Spoilers aplenty, so don’t say you weren’t warned. If you haven’t seen the 50th anniversary episode yet, watch it first. No, really, I mean it.
At the risk of adding yet more verbiage to what’s already out there, and repetitive verbiage at that, “The Day of the Doctor” was fantastic. The episode started with the original, black and white opening and theme song. We got an amazing new Doctor in John Hurt - who played the War Doctor as both arrogant and yet desperate to avoid the solution that he sees as the only way to end the Time War -, some explanation for why Queen Elizabeth I doesn’t like the Doctor, more Kate Lethbridge-Stewart in U.N.I.T., some Doctor-on-Doctor banter, a glimpse of Peter Capaldi’s Doctor, a sob-inducing resolution to the Time War, and then, just when you think all the twists are don, a scene with TOM BAKER!
In 80 minutes, we had two interwoven stories: the War Doctor on the last day of the Last Great Time War and his decision to end the war; and a Zygon invasion of Earth, starting in the 16th century and culminating in the present day.
I was sure the resolution of the Time War wouldn’t just be the War Doctor pushing the button, as we were told he did prior to this episode. Having brought viewers into the war, the outcome had to be different. I thought the resolution was when Ten and Eleven said to Hurt (shall we call him Eight Point Five?), “You’re not alone this time,” forgiving him/them from pushing the button - three hands resting on the Moment, ready to activate it. But Clara urges them to rethink the solution and find one that the Doctor - all of them - can live with. They devise a plan to use 13 TARDISes to zap Gallifrey into a pocket universe in order to save its inhabitants and let the Daleks kill one another. Perfect. (Except now we have to search for Gallifrey and bring back those insufferable boors, the Time Lords.)
Better yet, the two key aspects of that solution, the Zygon device to stick people into pictures and the property of the sonic screwdriver to do calculations in the background over a period of centuries, were foreshadowed earlier in the episode in other contexts, so the ending didn’t seem so made up on the spot. Thus, the B plot - the Zygons - was integral to the A plot - the Time War.
My biggest quibble is that we never got a resolution to the Zygon plot. We leave them negotiating something with U.N.I.T., but negotiating what? The Zygons want Earth and the humans aren’t inclined to give it up. Not a lot of room for bargaining in what seems like a zero-sum game. Otherwise, an amazing episode that lived up to all the buildup.

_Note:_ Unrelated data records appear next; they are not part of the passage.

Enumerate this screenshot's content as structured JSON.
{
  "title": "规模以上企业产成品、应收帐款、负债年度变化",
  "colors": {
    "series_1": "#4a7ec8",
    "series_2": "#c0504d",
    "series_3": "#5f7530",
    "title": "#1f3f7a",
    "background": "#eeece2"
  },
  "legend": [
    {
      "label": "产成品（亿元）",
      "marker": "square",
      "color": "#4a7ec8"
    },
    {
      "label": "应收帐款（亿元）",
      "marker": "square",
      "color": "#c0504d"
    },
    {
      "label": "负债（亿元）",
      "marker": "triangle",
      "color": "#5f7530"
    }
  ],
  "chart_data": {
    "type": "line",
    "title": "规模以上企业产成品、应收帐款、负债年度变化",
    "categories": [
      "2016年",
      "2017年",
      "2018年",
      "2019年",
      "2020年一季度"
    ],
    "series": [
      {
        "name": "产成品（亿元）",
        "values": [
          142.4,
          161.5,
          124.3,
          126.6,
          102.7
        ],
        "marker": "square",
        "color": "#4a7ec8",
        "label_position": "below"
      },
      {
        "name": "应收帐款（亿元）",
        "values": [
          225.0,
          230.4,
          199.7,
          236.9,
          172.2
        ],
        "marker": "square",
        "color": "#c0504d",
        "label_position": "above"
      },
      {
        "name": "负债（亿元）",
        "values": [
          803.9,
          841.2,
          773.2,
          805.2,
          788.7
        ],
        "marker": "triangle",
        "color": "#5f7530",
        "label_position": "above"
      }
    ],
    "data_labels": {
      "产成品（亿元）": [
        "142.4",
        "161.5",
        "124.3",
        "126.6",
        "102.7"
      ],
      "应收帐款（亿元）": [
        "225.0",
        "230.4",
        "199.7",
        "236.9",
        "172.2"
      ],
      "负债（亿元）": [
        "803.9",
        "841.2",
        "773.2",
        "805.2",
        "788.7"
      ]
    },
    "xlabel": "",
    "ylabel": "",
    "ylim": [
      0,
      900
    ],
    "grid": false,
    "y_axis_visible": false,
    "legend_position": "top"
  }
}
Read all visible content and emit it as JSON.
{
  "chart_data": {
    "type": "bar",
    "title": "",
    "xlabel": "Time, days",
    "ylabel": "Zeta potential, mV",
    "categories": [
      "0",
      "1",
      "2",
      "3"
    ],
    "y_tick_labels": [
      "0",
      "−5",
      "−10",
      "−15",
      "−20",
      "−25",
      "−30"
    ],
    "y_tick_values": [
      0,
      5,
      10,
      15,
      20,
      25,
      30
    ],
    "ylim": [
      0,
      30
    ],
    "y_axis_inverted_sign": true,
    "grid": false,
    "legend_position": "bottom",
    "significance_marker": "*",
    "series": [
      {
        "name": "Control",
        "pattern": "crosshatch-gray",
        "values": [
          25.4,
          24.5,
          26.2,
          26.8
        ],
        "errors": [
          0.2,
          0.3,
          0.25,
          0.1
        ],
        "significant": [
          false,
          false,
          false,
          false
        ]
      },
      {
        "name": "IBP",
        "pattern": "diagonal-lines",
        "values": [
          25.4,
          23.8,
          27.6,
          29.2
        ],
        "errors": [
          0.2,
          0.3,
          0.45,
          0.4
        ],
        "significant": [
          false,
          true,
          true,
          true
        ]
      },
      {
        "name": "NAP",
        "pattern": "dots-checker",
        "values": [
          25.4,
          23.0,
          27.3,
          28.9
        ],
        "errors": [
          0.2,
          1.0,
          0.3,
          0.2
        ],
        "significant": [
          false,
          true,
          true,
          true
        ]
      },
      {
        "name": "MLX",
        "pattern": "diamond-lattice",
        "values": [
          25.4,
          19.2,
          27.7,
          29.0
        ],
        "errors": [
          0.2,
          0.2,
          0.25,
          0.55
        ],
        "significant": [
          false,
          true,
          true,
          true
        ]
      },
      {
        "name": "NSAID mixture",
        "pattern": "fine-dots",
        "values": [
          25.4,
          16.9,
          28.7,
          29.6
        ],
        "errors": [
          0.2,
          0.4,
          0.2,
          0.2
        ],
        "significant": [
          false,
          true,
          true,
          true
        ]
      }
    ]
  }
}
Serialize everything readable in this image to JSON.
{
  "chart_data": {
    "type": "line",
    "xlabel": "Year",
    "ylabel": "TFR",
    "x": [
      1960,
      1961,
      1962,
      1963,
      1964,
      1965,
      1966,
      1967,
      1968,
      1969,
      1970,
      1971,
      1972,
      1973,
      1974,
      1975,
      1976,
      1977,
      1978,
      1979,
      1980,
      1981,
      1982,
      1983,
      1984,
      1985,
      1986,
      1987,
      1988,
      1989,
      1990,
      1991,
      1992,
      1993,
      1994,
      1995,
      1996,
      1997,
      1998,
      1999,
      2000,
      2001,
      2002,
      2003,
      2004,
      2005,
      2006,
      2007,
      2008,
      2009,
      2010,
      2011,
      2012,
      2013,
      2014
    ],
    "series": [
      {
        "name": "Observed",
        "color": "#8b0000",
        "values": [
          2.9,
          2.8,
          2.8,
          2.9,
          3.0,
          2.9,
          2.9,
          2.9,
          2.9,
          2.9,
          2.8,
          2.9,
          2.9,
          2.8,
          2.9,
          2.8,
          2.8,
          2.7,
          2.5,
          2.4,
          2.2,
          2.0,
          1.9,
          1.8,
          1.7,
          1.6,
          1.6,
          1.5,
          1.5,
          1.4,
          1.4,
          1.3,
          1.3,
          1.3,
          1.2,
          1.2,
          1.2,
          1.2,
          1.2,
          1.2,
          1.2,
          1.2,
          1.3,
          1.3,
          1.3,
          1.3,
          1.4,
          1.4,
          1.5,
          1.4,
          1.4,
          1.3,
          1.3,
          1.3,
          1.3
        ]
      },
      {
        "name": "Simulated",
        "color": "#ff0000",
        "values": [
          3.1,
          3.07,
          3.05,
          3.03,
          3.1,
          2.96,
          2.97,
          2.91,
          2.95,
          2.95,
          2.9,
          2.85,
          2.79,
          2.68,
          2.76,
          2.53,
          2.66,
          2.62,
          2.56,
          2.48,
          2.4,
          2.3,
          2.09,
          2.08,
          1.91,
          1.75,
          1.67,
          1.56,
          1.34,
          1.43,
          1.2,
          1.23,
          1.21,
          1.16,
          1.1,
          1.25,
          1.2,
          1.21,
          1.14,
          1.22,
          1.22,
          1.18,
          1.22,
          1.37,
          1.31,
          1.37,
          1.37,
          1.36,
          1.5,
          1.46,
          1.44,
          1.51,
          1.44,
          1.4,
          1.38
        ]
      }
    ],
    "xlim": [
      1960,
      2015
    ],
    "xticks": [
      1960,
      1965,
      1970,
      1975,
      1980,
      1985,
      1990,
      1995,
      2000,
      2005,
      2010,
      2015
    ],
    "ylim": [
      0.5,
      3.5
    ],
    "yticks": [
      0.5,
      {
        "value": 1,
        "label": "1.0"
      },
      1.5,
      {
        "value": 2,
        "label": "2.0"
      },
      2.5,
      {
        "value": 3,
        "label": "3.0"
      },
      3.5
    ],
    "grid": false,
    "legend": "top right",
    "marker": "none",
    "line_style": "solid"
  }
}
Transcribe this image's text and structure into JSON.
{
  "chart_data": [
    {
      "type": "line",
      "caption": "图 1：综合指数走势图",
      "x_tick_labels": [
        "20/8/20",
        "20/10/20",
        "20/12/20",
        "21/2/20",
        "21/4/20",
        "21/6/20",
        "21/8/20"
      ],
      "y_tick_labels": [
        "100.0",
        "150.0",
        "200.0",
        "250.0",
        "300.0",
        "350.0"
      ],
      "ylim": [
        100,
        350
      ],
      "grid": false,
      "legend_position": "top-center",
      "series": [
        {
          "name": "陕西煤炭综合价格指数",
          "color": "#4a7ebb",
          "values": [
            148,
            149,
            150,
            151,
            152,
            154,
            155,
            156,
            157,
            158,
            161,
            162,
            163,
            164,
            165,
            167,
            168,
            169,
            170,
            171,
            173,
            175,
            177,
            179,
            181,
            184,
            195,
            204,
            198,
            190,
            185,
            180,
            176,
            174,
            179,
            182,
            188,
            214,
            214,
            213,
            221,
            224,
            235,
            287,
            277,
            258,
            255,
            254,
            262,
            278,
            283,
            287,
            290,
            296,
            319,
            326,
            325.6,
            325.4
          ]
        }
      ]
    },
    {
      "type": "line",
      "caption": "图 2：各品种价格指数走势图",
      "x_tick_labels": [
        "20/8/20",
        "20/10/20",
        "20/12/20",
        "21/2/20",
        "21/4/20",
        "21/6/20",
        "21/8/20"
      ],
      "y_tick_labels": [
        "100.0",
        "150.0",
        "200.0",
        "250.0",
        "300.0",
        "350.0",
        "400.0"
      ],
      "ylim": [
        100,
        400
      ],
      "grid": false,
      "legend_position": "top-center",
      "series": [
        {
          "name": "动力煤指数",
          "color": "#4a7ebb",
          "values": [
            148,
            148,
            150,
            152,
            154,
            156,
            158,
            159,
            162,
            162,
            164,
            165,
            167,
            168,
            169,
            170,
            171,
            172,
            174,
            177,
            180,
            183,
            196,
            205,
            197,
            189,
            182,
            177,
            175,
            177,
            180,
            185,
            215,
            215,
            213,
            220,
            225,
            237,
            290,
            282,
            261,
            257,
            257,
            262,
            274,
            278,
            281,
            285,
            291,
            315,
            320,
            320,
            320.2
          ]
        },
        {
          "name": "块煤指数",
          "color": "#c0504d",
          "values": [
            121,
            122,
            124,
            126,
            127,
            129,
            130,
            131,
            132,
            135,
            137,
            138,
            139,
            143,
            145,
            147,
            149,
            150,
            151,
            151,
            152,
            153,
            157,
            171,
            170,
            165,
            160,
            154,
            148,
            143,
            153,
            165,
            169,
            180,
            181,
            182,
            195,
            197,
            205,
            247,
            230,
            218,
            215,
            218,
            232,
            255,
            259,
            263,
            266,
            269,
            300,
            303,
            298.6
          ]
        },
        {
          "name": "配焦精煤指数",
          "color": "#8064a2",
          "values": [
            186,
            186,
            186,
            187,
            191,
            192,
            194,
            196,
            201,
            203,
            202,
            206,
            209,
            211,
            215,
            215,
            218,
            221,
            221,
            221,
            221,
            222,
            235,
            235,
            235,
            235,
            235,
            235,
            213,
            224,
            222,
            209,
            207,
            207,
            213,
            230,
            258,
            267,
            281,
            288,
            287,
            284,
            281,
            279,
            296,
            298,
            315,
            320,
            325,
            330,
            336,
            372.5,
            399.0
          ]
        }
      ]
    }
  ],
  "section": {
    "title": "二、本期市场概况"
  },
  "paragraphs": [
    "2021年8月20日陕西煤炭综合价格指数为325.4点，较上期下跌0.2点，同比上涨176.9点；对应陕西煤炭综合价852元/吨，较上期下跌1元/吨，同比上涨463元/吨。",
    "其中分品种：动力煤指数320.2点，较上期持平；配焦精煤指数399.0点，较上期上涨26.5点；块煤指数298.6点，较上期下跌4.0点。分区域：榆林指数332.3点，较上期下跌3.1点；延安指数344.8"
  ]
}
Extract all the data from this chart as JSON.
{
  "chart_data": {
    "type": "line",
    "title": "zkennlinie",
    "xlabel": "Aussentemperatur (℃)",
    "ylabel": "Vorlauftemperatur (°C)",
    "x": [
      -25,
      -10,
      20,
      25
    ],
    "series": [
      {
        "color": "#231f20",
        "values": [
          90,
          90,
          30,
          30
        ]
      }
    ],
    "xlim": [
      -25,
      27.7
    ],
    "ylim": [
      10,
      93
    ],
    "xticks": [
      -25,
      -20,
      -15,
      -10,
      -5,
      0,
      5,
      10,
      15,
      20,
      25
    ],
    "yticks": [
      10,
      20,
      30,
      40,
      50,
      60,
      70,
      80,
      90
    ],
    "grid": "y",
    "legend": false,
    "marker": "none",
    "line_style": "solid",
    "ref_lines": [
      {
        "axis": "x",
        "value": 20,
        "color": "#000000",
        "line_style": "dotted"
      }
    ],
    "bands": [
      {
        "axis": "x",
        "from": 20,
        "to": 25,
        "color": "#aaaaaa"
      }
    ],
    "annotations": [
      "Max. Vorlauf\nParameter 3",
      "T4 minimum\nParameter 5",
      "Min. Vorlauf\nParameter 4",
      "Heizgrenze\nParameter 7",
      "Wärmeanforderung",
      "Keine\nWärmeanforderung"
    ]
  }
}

Another superb 50th anniversary show was “The Five(ish) Doctors Reboot,” a half-hour show written and directed by Peter Davison. The title is a takeoff of the 20th anniversary episode, “The Five Doctors” (which itself needed an “-ish” attached to the title, as Tom Baker appeared only through clips from “Shada” and another actor stood in for the late William Hartnell).
The “reboot” is a sweet shout-out to the fans of the classic series, bringing back Davison, Colin Baker, Sylvester McCoy, and, briefly, Paul McGann. It’s best to think of them as playing actors who once portrayed the Fifth, Sixth, Seventh, and Eighth Doctors. Davison, Baker, and McCoy all want to wrangle roles in the 50th anniversary episode but no one will cast them in the show. (Steven Moffat plays himself, frustrated with their repeated calls, and Russell T. Davies appears later on.) Davison induces the others to picket BBC’s Television Centre, to complete indifference from passers-by. John Barrowman arrives, telling them the show is now made in Cardiff. After an amusing bit playing off his sexual orientation, Barrowman takes them to Wales. They swiped their old costumes from The Doctor Who Experience, sneak onto the set, and… well, you’ll have to watch to see if they’re successful.
The number of in-jokes and cameo appearances by actors who have appeared in Doctor Who - David Tennant, Georgia Moffett, Lisa Bowerman, Nicholas Pegg, and more - along with sons of both Patrick Troughton and Jon Pertwee, were enough to satisfy the nerdiest fan of the classic series. The actors were willing to poke fun at themselves as being obsessed with participating in the show. (One might also think they were poking fun at fans obsessed with seeing older Doctors in the anniversary show.) McCoy has a running gag about appearing in The Hobbit, Davison’s grandkids are unimpressed with his past as the Doctor, and Tennant forgets to ask his wife (Moffett) how it’s going as she is giving birth. Well done, and kudos to those involved for making it.
Add to that the two mini-episodes, “The Night of the Doctor” and “The Last Day,” and it was a great anniversary celebration. I can’t wait for number 100.*
*By then I hope that modern medicine will have found a way to keep me going in my late 90s.